Question

P is a variable point on the line L = 0. Tangents are drawn to the circles ${x^2} + {y^2} = 4$ from P to touch it at Q and R. the parallelogram PQSR is completed. If P = (3, 4), then the coordinates of S are
$\left( a \right)\left( {\dfrac{{ - 46}}{{25}},\dfrac{{63}}{{25}}} \right)$
$\left( b \right)\left( {\dfrac{{ - 51}}{{25}},\dfrac{{ - 68}}{{25}}} \right)$
$\left( c \right)\left( {\dfrac{{ - 46}}{{25}},\dfrac{{68}}{{25}}} \right)$
$\left( d \right)\left( {\dfrac{{ - 68}}{{25}},\dfrac{{51}}{{25}}} \right)$

Answer 1

Hint: In this particular question first draw the pictorial representation of the above problem it will give us a clear picture of what we have to find out, then use the concept if all the sides of a parallelogram are equal then it a rhombus so use these concepts to reach the solution of the question.

Complete step-by-step solution:

The pictorial representation of the above problem is shown in the above figure.
From a point, P two tangents are drawn which touches the circle at point Q and R as shown in the above figure.
Now as we know that the tangents are drawn from an external point on the circle always have the same length.
So the length of PQ and PR has the same lengths........................ (1)
Now it is given that PQSR is a parallelogram i.e. opposite sides of PQSR are equal and parallel.
I.e.
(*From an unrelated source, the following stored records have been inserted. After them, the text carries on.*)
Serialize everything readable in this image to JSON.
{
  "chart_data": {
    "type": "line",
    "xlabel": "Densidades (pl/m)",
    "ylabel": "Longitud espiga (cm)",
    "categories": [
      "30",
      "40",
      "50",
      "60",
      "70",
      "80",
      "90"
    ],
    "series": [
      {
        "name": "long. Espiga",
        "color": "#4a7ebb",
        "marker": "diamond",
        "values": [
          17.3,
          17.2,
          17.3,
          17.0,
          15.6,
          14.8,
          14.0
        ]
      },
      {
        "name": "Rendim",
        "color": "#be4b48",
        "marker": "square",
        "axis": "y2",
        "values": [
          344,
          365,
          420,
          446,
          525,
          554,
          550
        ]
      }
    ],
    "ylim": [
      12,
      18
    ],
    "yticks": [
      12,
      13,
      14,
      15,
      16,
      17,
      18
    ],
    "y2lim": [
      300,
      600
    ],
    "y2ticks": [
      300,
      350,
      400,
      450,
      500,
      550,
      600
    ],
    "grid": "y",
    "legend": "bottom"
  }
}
PR = QS and RS = PQ.............. (2)
Therefore, from (1) and (2) we have,
PQ = QS = SR = RP.
Now as we know that if all the lengths of the sides are equal and they are not perpendicular to each other then it is a Rhombus.
So, PQSR is a rhombus.
So the point S is a mirror image of the point P (3, 4) and passing from the center of the circle.
Let the coordinates of S is (a, b).
Now the equation of the circle is ${x^2} + {y^2} = 4$.
So the center and radius of the circle are (0, 0) and 2 units.
So the PS passing from the point (0, 0).
Now the equation of line passing from points $\left( {{x_1},{y_1}} \right){\text{ and }}\left( {{x_2},{y_2}} \right)$ is given as
$\left( {y - {y_1}} \right) = \dfrac{{{y_2} - {y_1}}}{{{x_2} - {x_1}}}\left( {x - {x_1}} \right)$
Let, $\left( {{x_1},{y_1}} \right) = \left( {0,0} \right)$, and $\left( {{x_2},{y_2}} \right) = \left( {3,4} \right)$
So the equation of line is,
$ \Rightarrow 3y = 4x$
Now the equation is also passing from the point (a, b) so it satisfies the above equation so we have,
$ \Rightarrow 3b = 4a$
$ \Rightarrow \dfrac{a}{b} = \dfrac{3}{4}$
So the ratio of a to b is 3 : 4.
Now check all the options
Option (a)
(a, b) = $\left( {\dfrac{{ - 46}}{{25}},\dfrac{{63}}{{25}}} \right)$
So, $\dfrac{a}{b} = \dfrac{{\dfrac{{ - 46}}{{25}}}}{{\dfrac{{63}}{{25}}}} = \dfrac{{ - 46}}{{63}}$
So this is not the coordinates of S.
Option (b)
(a, b) = $\left( {\dfrac{{ - 51}}{{25}},\dfrac{{ - 68}}{{25}}} \right)$
So, $\dfrac{a}{b} = \dfrac{{\dfrac{{ - 51}}{{25}}}}{{\dfrac{{ - 68}}{{25}}}} = \dfrac{{51}}{{68}} = \dfrac{3}{4}$
So this is the coordinates of S.
Option (c)
(a, b) = $\left( {\dfrac{{ - 46}}{{25}},\dfrac{{68}}{{25}}} \right)$
So, $\dfrac{a}{b} = \dfrac{{\dfrac{{ - 46}}{{25}}}}{{\dfrac{{68}}{{25}}}} = \dfrac{{ - 46}}{{68}} = \dfrac{{ - 23}}{{34}}$
So this is not the coordinates of S.
Option (d)
(a, b) = $\left( {\dfrac{{ - 68}}{{25}},\dfrac{{51}}{{25}}} \right)$
So, $\dfrac{a}{b} = \dfrac{{\dfrac{{ - 68}}{{25}}}}{{\dfrac{{51}}{{25}}}} = \dfrac{{ - 68}}{{51}} = \dfrac{{ - 4}}{3}$
So this is not the coordinates of S.
Hence option (b) is the correct answer.

Note: Whenever we face such types of questions the key concept we have to remember is that the tangents drawn from an external point on the circle is always have same length, and always recall that the equation of line passing from points $\left( {{x_1},{y_1}} \right){\text{ and }}\left( {{x_2},{y_2}} \right)$ is given as, $\left( {y - {y_1}} \right) = \dfrac{{{y_2} - {y_1}}}{{{x_2} - {x_1}}}\left( {x - {x_1}} \right)$